Viele Menschen mit depressiven Symptomen besuchen zunächst ihren Hausarzt, erklärt Rainer Hempel. Dort sei es wichtig, dass dieser „sich Zeit nimmt, zu erfahren, was hinter den Symptomen steckt“, um dann eventuell eine Überweisung zum Facharzt für Psychiatrie auszustellen oder eine Psychotherapie zu empfehlen.

Als besonders problematisch sieht Chefärztin Anke Petersen dabei die Lücken im Versorgungsnetz. „Patientinnen und Patienten in Ostfriesland warten teilweise zwei Jahre auf einen Therapieplatz, wenn sie es denn überhaupt auf eine Warteliste schaffen.“ In dieser Zeit spitzen sich die unbehandelten Krankheitsbilder oft so sehr zu, dass eine stationäre Behandlung notwendig wird. „Das ist schon sehr extrem“, sagt sie.

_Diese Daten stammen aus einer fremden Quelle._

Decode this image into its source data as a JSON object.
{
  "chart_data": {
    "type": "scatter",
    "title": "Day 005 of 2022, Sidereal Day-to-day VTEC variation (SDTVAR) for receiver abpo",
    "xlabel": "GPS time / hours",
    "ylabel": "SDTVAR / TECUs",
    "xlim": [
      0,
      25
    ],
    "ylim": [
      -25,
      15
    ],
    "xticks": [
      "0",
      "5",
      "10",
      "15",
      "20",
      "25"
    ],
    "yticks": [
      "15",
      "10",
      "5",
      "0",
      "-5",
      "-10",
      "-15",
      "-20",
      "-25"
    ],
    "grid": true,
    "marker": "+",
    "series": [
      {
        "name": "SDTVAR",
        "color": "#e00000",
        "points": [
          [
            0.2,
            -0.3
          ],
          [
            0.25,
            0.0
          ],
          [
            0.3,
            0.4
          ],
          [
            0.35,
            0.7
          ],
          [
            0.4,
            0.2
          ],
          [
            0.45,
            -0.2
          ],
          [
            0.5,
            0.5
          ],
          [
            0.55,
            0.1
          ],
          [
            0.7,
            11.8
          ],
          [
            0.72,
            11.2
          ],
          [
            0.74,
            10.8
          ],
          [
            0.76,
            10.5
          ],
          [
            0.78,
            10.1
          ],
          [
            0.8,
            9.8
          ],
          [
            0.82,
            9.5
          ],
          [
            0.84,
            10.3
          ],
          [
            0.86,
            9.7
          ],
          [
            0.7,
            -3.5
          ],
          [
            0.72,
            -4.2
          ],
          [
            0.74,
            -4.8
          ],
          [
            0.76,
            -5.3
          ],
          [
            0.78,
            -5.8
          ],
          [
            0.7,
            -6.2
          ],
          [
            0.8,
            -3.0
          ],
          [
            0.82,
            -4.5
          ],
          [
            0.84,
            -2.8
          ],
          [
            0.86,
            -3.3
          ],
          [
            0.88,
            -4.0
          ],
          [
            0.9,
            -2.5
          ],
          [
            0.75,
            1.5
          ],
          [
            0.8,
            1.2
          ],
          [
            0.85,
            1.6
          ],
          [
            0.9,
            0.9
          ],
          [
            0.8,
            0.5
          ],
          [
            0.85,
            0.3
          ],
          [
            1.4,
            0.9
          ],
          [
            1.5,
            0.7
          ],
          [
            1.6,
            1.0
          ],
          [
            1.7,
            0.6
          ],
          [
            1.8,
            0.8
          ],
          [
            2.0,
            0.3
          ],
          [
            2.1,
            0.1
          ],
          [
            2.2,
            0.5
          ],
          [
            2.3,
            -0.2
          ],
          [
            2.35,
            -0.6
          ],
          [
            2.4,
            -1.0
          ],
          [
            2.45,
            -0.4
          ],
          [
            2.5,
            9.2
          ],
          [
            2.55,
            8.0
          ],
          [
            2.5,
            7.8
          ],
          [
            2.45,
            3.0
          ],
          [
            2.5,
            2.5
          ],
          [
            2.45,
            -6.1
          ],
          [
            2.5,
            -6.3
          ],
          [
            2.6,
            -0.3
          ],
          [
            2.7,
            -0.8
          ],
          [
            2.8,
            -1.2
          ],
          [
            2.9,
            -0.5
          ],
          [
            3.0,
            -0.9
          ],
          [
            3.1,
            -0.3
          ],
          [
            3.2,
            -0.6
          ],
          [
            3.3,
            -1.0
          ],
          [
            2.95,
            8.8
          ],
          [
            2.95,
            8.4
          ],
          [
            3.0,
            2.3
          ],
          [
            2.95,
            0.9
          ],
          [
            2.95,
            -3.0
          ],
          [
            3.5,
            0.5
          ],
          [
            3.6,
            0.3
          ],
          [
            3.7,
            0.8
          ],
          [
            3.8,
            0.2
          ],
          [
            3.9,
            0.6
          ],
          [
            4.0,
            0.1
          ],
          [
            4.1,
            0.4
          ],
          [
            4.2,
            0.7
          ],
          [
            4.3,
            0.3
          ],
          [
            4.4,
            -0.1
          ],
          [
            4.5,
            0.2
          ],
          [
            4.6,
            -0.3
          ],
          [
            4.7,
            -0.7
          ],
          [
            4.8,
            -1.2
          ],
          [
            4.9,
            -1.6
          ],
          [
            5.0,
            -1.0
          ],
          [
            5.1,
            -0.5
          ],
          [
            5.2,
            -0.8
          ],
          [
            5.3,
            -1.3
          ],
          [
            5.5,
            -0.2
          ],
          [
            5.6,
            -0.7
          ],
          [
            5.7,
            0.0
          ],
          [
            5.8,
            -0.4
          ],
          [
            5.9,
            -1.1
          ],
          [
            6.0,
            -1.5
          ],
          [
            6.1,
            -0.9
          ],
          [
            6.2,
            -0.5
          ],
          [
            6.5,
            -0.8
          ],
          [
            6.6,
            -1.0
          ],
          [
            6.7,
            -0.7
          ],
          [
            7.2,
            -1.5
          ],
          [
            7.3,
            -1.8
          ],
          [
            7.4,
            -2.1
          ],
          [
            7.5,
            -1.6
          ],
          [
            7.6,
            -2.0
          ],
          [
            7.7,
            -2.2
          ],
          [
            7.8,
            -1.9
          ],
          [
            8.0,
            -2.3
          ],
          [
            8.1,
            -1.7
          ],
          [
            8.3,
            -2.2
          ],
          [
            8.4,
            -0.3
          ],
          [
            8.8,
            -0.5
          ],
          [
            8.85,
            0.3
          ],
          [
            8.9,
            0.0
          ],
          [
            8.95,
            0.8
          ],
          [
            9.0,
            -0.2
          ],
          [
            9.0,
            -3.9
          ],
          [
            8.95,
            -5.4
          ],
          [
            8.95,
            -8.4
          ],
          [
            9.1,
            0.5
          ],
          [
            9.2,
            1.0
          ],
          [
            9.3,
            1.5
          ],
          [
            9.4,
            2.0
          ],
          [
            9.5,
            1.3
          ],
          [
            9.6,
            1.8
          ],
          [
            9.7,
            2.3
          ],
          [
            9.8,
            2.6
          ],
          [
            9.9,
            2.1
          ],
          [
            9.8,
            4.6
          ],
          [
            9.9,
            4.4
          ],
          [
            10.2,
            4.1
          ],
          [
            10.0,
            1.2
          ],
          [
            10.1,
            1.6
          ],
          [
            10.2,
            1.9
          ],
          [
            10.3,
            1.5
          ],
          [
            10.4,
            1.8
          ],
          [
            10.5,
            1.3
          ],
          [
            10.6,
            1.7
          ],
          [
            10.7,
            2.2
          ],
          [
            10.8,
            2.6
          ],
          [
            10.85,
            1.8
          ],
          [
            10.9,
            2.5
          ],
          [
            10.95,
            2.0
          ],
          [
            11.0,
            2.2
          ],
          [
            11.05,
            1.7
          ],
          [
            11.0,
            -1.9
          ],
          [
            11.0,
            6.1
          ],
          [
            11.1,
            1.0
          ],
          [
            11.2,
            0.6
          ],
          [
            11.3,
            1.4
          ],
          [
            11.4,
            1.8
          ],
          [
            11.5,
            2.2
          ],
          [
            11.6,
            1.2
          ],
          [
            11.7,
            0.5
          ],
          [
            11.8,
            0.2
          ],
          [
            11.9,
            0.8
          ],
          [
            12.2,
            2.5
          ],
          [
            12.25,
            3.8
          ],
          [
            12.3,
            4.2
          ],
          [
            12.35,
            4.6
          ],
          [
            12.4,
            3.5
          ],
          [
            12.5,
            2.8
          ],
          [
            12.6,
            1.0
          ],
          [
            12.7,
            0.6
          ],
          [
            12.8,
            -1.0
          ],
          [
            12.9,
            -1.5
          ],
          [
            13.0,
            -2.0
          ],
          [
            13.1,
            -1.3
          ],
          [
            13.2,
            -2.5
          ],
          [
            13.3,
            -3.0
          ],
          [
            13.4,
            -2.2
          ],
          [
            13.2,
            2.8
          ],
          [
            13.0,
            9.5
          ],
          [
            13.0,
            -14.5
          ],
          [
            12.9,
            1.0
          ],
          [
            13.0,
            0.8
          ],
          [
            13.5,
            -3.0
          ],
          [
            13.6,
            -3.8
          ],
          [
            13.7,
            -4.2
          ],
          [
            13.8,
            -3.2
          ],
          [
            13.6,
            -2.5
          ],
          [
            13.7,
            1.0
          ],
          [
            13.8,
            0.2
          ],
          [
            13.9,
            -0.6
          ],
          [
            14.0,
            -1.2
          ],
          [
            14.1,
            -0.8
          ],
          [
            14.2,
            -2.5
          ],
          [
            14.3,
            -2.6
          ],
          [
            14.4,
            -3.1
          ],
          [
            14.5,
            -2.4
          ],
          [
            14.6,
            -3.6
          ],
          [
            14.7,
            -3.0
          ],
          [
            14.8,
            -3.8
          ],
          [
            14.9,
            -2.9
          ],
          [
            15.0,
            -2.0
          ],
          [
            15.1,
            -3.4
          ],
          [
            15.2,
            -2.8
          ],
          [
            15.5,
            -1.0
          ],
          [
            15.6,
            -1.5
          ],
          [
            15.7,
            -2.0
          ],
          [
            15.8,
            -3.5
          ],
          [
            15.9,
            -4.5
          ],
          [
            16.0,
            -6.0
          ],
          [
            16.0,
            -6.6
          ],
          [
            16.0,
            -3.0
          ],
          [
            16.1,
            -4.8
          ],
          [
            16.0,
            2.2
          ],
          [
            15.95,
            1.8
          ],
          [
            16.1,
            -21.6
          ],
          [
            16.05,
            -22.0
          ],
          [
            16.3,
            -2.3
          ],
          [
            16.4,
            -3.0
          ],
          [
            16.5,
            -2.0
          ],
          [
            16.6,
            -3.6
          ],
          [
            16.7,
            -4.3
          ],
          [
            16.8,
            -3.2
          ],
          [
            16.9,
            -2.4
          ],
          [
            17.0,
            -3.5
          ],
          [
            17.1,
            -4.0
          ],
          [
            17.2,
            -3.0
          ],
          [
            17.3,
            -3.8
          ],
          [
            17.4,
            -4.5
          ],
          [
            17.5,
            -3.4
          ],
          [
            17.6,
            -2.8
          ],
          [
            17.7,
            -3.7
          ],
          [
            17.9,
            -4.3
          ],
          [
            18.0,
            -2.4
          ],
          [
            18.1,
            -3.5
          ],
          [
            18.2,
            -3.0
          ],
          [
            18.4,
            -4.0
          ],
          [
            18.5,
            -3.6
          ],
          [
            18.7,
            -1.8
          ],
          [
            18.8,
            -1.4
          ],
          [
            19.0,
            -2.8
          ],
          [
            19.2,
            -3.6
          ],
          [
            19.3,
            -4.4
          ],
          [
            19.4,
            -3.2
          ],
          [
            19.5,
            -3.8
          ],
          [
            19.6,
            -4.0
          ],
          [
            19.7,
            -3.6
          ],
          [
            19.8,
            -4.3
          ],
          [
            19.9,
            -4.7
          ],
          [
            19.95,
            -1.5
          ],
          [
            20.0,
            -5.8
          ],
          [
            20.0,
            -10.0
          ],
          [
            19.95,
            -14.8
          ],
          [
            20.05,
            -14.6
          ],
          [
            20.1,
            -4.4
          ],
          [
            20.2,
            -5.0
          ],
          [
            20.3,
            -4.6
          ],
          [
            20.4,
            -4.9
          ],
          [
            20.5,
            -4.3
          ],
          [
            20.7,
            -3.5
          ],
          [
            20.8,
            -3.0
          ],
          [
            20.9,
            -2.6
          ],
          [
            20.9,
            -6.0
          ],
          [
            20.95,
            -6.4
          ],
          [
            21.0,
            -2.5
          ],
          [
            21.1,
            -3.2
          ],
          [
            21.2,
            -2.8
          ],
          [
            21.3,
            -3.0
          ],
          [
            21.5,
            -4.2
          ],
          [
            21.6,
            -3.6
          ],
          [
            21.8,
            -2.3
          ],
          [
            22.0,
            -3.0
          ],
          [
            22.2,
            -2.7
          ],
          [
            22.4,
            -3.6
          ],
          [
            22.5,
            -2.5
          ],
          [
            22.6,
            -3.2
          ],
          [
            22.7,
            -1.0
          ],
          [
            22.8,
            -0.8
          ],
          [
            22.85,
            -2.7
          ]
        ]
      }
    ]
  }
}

Zu den Hauptsymptomen einer Depression zählen Fachleute depressive Stimmung und/oder Verlust von Interesse und Freude über mehr als zwei Wochen – plus Nebenkriterien wie Schlafstörungen, Erschöpfung und Suizidgedanken. Jeder fünfte Deutsche ist nach Angaben der Stiftung Deutsche Depressionshilfe im Laufe des Lebens von einer Depression betroffen. In der Regel dauere es 20 Monate, bis sich Betroffene Hilfe suchten. Nicht alle gehen offen damit um. Anders als ein gebrochenes Bein oder ein blasses Gesicht bei Unwohlsein lassen sich Depressionen verstecken.